Alte und neue Felge nebeneinander. Eine Speiche ist bereits an der neuen Felge und muss nun mit dem Nippel fixiert werden.

Unter Umspeichen versteht man das Wechseln der Felge, wobei die Speichen beibehalten werden. Im Gegensatz zum Einspeichen eines neuen Laufrads muss man sich keine Gedanken um das Speichenmuster machen, da das vorhandene Speichengerüst beibehalten wird. Der Vorgang ist daher vergleichsweise einfach und ein guter Einstieg in den Laufradbau. Erforderlich ist eine Ersatzfelge mit dem gleichen ERD; am einfachsten nimmt man die gleiche Felge wie die bisherige.

Vorgang

Zunächst entfernt man das Felgenband. Dann fixiert man die neue Felge neben der alten, zum Beispiel mit Kabelbindern oder Klebeband. Dabei sollten die Ventillöcher nebeneinander sein.

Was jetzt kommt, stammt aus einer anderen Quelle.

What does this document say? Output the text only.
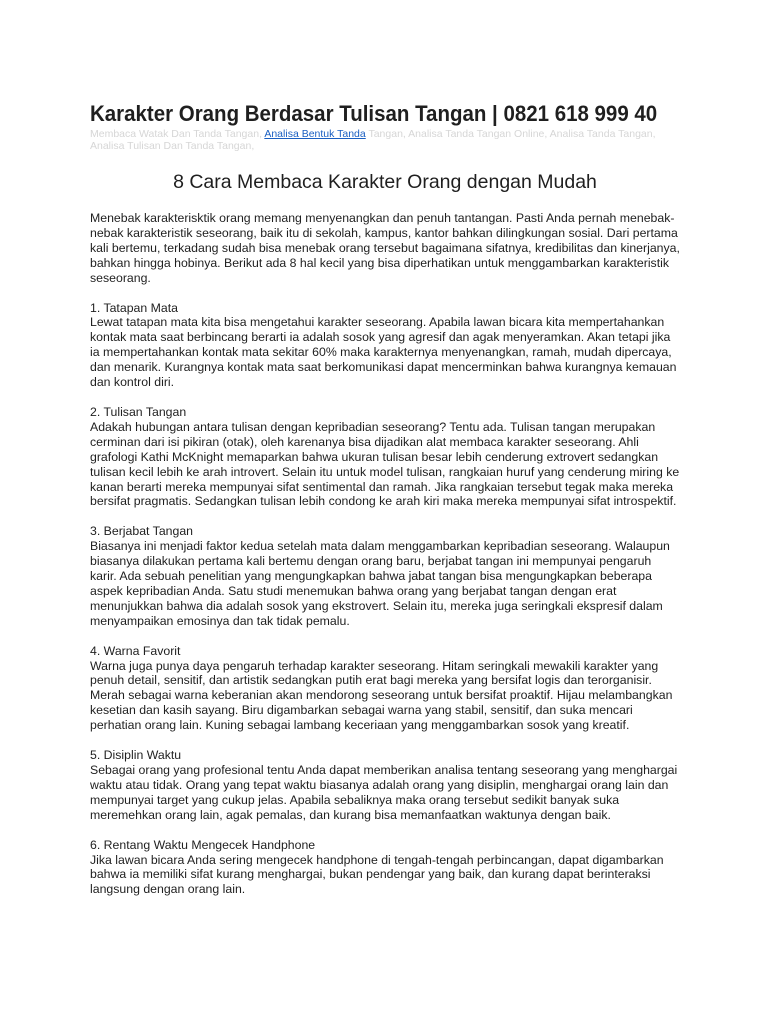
Karakter Orang Berdasar Tulisan Tangan | 0821 618 999 40
Membaca Watak Dan Tanda Tangan, Analisa Bentuk Tanda Tangan, Analisa Tanda Tangan Online, Analisa Tanda Tangan, Analisa Tulisan Dan Tanda Tangan,
8 Cara Membaca Karakter Orang dengan Mudah

Menebak karakterisktik orang memang menyenangkan dan penuh tantangan. Pasti Anda pernah menebak-nebak karakteristik seseorang, baik itu di sekolah, kampus, kantor bahkan dilingkungan sosial. Dari pertama kali bertemu, terkadang sudah bisa menebak orang tersebut bagaimana sifatnya, kredibilitas dan kinerjanya, bahkan hingga hobinya. Berikut ada 8 hal kecil yang bisa diperhatikan untuk menggambarkan karakteristik seseorang.

1. Tatapan Mata
Lewat tatapan mata kita bisa mengetahui karakter seseorang. Apabila lawan bicara kita mempertahankan kontak mata saat berbincang berarti ia adalah sosok yang agresif dan agak menyeramkan. Akan tetapi jika ia mempertahankan kontak mata sekitar 60% maka karakternya menyenangkan, ramah, mudah dipercaya, dan menarik. Kurangnya kontak mata saat berkomunikasi dapat mencerminkan bahwa kurangnya kemauan dan kontrol diri.

2. Tulisan Tangan
Adakah hubungan antara tulisan dengan kepribadian seseorang? Tentu ada. Tulisan tangan merupakan cerminan dari isi pikiran (otak), oleh karenanya bisa dijadikan alat membaca karakter seseorang. Ahli grafologi Kathi McKnight memaparkan bahwa ukuran tulisan besar lebih cenderung extrovert sedangkan tulisan kecil lebih ke arah introvert. Selain itu untuk model tulisan, rangkaian huruf yang cenderung miring ke kanan berarti mereka mempunyai sifat sentimental dan ramah. Jika rangkaian tersebut tegak maka mereka bersifat pragmatis. Sedangkan tulisan lebih condong ke arah kiri maka mereka mempunyai sifat introspektif.

3. Berjabat Tangan
Biasanya ini menjadi faktor kedua setelah mata dalam menggambarkan kepribadian seseorang. Walaupun biasanya dilakukan pertama kali bertemu dengan orang baru, berjabat tangan ini mempunyai pengaruh karir. Ada sebuah penelitian yang mengungkapkan bahwa jabat tangan bisa mengungkapkan beberapa aspek kepribadian Anda. Satu studi menemukan bahwa orang yang berjabat tangan dengan erat menunjukkan bahwa dia adalah sosok yang ekstrovert. Selain itu, mereka juga seringkali ekspresif dalam menyampaikan emosinya dan tak tidak pemalu.

4. Warna Favorit
Warna juga punya daya pengaruh terhadap karakter seseorang. Hitam seringkali mewakili karakter yang penuh detail, sensitif, dan artistik sedangkan putih erat bagi mereka yang bersifat logis dan terorganisir. Merah sebagai warna keberanian akan mendorong seseorang untuk bersifat proaktif. Hijau melambangkan kesetian dan kasih sayang. Biru digambarkan sebagai warna yang stabil, sensitif, dan suka mencari perhatian orang lain. Kuning sebagai lambang keceriaan yang menggambarkan sosok yang kreatif.

5. Disiplin Waktu
Sebagai orang yang profesional tentu Anda dapat memberikan analisa tentang seseorang yang menghargai waktu atau tidak. Orang yang tepat waktu biasanya adalah orang yang disiplin, menghargai orang lain dan mempunyai target yang cukup jelas. Apabila sebaliknya maka orang tersebut sedikit banyak suka meremehkan orang lain, agak pemalas, dan kurang bisa memanfaatkan waktunya dengan baik.

6. Rentang Waktu Mengecek Handphone
Jika lawan bicara Anda sering mengecek handphone di tengah-tengah perbincangan, dapat digambarkan bahwa ia memiliki sifat kurang menghargai, bukan pendengar yang baik, dan kurang dapat berinteraksi langsung dengan orang lain.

Nun löst man den Nippel einer Speiche vollständig. Wenn man die am meisten verbreiteten, am Kopf geschlitzten Nippel hat, kann man diese mit einem gewöhnlichen Schraubendreher von der Außenseite drehen. Dies geht am einfachsten. Bei Hohlkammerfelgen muss man aufpassen, dass der Nippel nach dem Abschrauben nicht zwischen die beiden Felgenböden fällt. Passiert das doch, muss man das Laufrad solange schütteln, bis der Nippel von selbst herausfällt. In das Gewinde des Nippels gibt man einen Tropfen Öl; auch die Felgen-Auflagefläche an der Außenseite des Nippels sollte man leicht mit Öl benetzen. Anschließend biegt man die Speiche, deren Nippel man gelöst hat, zur neuen Felge. Dort schraubt man den Nippel wieder ein kleines Stück auf. Dann hält man den Daumen einer Hand an die Speiche und bewegt den Nagel solange nach außen, bis er im ersten Gewindegang stecken bleibt. Jetzt schraubt man den Nippel mit dem Schraubendreher solange fest, bis er den Daumennagel berührt. Dadurch stellt man sicher, dass alle Nippel einigermaßen gleichmäßig weit aufgeschraubt werden.

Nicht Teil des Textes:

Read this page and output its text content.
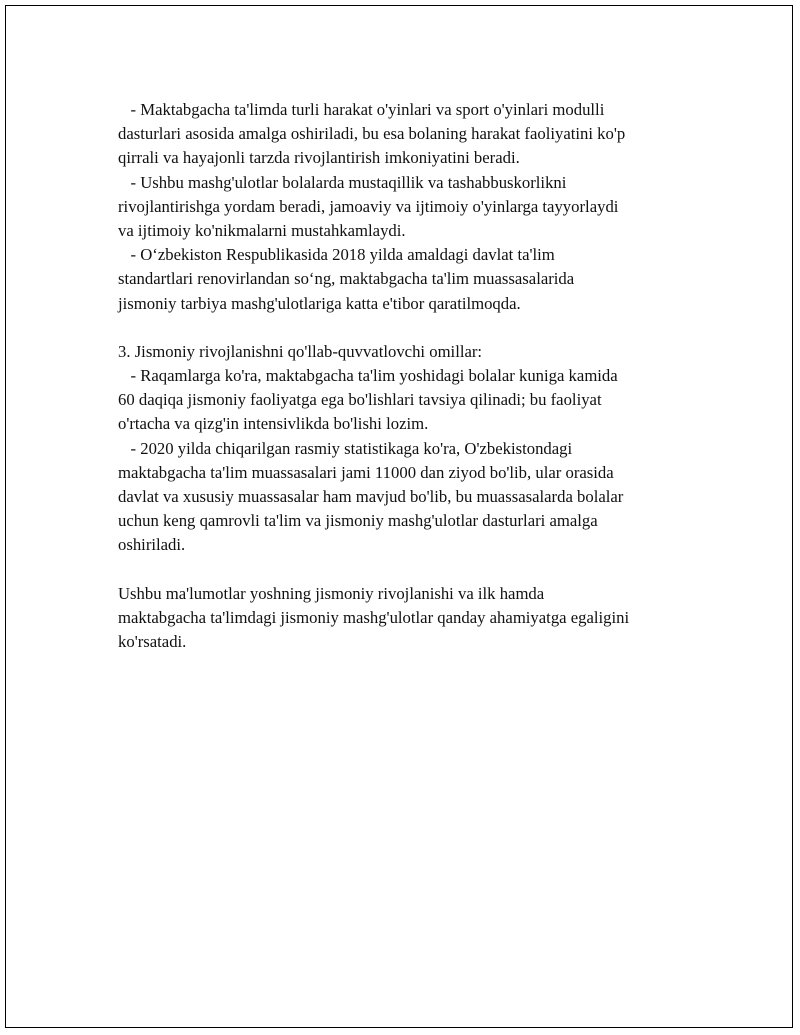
- Maktabgacha ta'limda turli harakat o'yinlari va sport o'yinlari modulli
dasturlari asosida amalga oshiriladi, bu esa bolaning harakat faoliyatini ko'p
qirrali va hayajonli tarzda rivojlantirish imkoniyatini beradi.
- Ushbu mashg'ulotlar bolalarda mustaqillik va tashabbuskorlikni
rivojlantirishga yordam beradi, jamoaviy va ijtimoiy o'yinlarga tayyorlaydi
va ijtimoiy ko'nikmalarni mustahkamlaydi.
- O‘zbekiston Respublikasida 2018 yilda amaldagi davlat ta'lim
standartlari renovirlandan so‘ng, maktabgacha ta'lim muassasalarida
jismoniy tarbiya mashg'ulotlariga katta e'tibor qaratilmoqda.
3. Jismoniy rivojlanishni qo'llab-quvvatlovchi omillar:
- Raqamlarga ko'ra, maktabgacha ta'lim yoshidagi bolalar kuniga kamida
60 daqiqa jismoniy faoliyatga ega bo'lishlari tavsiya qilinadi; bu faoliyat
o'rtacha va qizg'in intensivlikda bo'lishi lozim.
- 2020 yilda chiqarilgan rasmiy statistikaga ko'ra, O'zbekistondagi
maktabgacha ta'lim muassasalari jami 11000 dan ziyod bo'lib, ular orasida
davlat va xususiy muassasalar ham mavjud bo'lib, bu muassasalarda bolalar
uchun keng qamrovli ta'lim va jismoniy mashg'ulotlar dasturlari amalga
oshiriladi.
Ushbu ma'lumotlar yoshning jismoniy rivojlanishi va ilk hamda
maktabgacha ta'limdagi jismoniy mashg'ulotlar qanday ahamiyatga egaligini
ko'rsatadi.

Nippel lassen sich von Innen mit einem Nippelspanner und von außen mit einem Schraubendreher lösen und spannen.

Dies wiederholt man für alle Nippel und Speichen.

Messingnippel kann man in der Regel sehr gut wiederverwenden. Bei Alunippeln sollte man darauf achten, dass der Vierkant keine größeren Abnutzungen hat, damit man das umgespeichte Laufrad gut zentrieren kann.

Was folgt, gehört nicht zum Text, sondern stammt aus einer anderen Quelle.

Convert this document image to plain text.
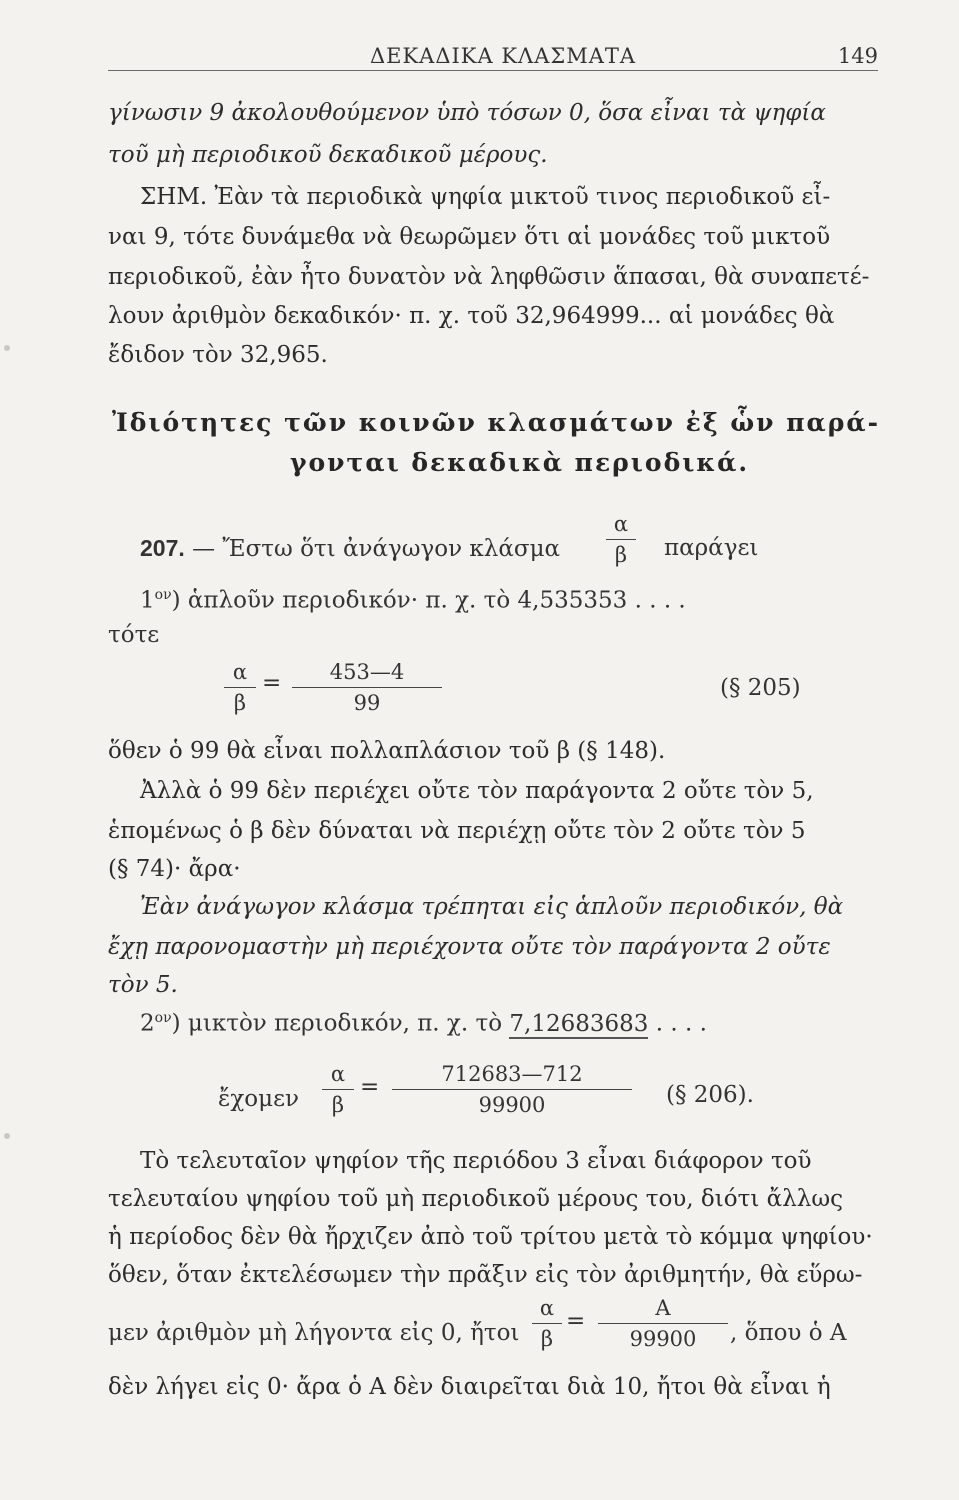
ΔΕΚΑΔΙΚΑ ΚΛΑΣΜΑΤΑ	149
γίνωσιν 9 ἀκολουθούμενον ὑπὸ τόσων 0, ὅσα εἶναι τὰ ψηφία
τοῦ μὴ περιοδικοῦ δεκαδικοῦ μέρους.
ΣΗΜ. Ἐὰν τὰ περιοδικὰ ψηφία μικτοῦ τινος περιοδικοῦ εἶ-
ναι 9, τότε δυνάμεθα νὰ θεωρῶμεν ὅτι αἱ μονάδες τοῦ μικτοῦ
περιοδικοῦ, ἐὰν ἦτο δυνατὸν νὰ ληφθῶσιν ἅπασαι, θὰ συναπετέ-
λουν ἀριθμὸν δεκαδικόν· π. χ. τοῦ 32,964999... αἱ μονάδες θὰ
ἔδιδον τὸν 32,965.
Ἰδιότητες τῶν κοινῶν κλασμάτων ἐξ ὧν παρά-
γονται δεκαδικὰ περιοδικά.
207. — Ἔστω ὅτι ἀνάγωγον κλάσμα
α
β	παράγει
$1^{o\nu}$) ἁπλοῦν περιοδικόν· π. χ. τὸ 4,535353 . . . .
τότε
α
β
=	453—4
99
(§ 205)
ὅθεν ὁ 99 θὰ εἶναι πολλαπλάσιον τοῦ β (§ 148).
Ἀλλὰ ὁ 99 δὲν περιέχει οὔτε τὸν παράγοντα 2 οὔτε τὸν 5,
ἑπομένως ὁ β δὲν δύναται νὰ περιέχῃ οὔτε τὸν 2 οὔτε τὸν 5
(§ 74)· ἄρα·
Ἐὰν ἀνάγωγον κλάσμα τρέπηται εἰς ἁπλοῦν περιοδικόν, θὰ
ἔχῃ παρονομαστὴν μὴ περιέχοντα οὔτε τὸν παράγοντα 2 οὔτε
τὸν 5.
$2^{o\nu}$) μικτὸν περιοδικόν, π. χ. τὸ 7,12683683 . . . .
ἔχομεν
α
β
=	712683—712
99900	(§ 206).
Τὸ τελευταῖον ψηφίον τῆς περιόδου 3 εἶναι διάφορον τοῦ
τελευταίου ψηφίου τοῦ μὴ περιοδικοῦ μέρους του, διότι ἄλλως
ἡ περίοδος δὲν θὰ ἤρχιζεν ἀπὸ τοῦ τρίτου μετὰ τὸ κόμμα ψηφίου·
ὅθεν, ὅταν ἐκτελέσωμεν τὴν πρᾶξιν εἰς τὸν ἀριθμητήν, θὰ εὕρω-
μεν ἀριθμὸν μὴ λήγοντα εἰς 0, ἤτοι
α
β
=	A
99900	, ὅπου ὁ A
δὲν λήγει εἰς 0· ἄρα ὁ A δὲν διαιρεῖται διὰ 10, ἤτοι θὰ εἶναι ἡ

Ist der Nippel nur mit wenigen Gewindegängen aufgeschraubt, hat man von der Innenseite kein Packend mehr.
Spezielle Schraubendreher für Nippel haben in der Mitte einen Stift, der das seitliche Abrutschen verhindert. In diesem Fall ist der Stift verstellbar, damit beim Festschrauben des Nippels das Speichenende den Schraubendreher aus dem Nippelschlitz drückt. Dadurch lassen sich alle Nippel gleichmäßig weit auf die Speichen schrauben.

Anschließend muss das Laufrad zentriert werden.